Cortical integration from V1 into V4 along the object-processing hierarchy

Human and non‐human primates effortlessly see both global and local features of objects in great detail. However, how the cortex integrates local visual cues to form global representations along visual hierarchies remains mysterious, particularly considering a long-standing paradox in vision as neurally encoded complexity increases along the visual hierarchy, the known acuity or resolving power dramatically decreases. Putting it simply, how do we simultaneously recognize the face of our child, while still resolving the individual hairs of her or his eyelashes? Many models of visual processing follow the idea that low-level resolution and position information is discarded to yield high-level representations (including cutting-edge deep learning models). These are themes that are fundamental to conceiving how the brain does sensory transformation!

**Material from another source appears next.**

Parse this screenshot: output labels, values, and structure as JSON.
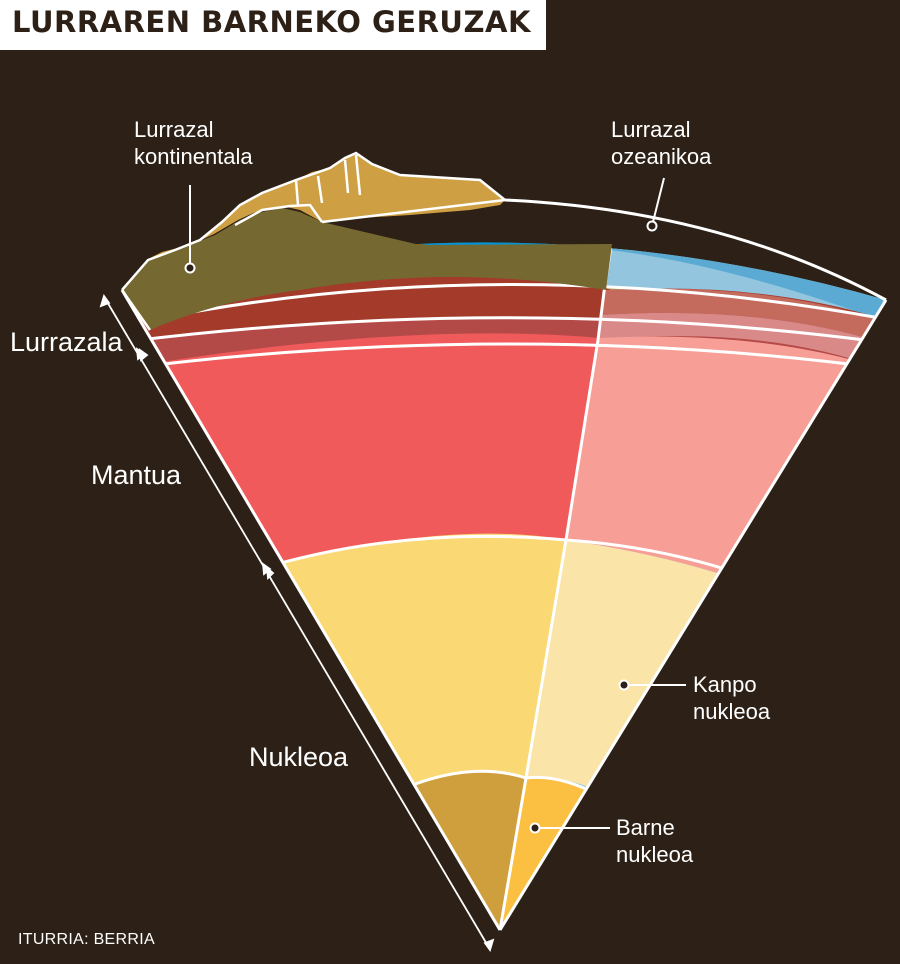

Combining large-scale imaging of high spatial resolution to record the transformation of information across three visual areas simultaneously (V1, V2, and V4) with electrophysiological multi-site laminar recordings, we found a bottom-up cascade of cortical integration of local visual cues as general cortical mechanisms for global representations in primate ventral and dorsal streams. The integrated neural responses are dependent on the sizes and preferences of their receptive fields. Recently, we reveal an unexpected neural clustering preserving visual acuity from V1 into V4, enabling a detailed spatiotemporal separation of local and global features along the object-processing hierarchy, suggesting that higher acuities are retained to later stages where more detailed cognitive behaviour occurs. The study reinforces the point that neurons in V4 (and most likely also in infero-temporal cortex) do not necessarily need to have only low visual acuity, which may begin to resolve the long-standing paradox concerning fine visual discrimination. Thus, our research will prompt further studies to probe how preservation of low-level information is useful for higher-level vision and provide new ideas to inspire the next generation of deep neural network architectures.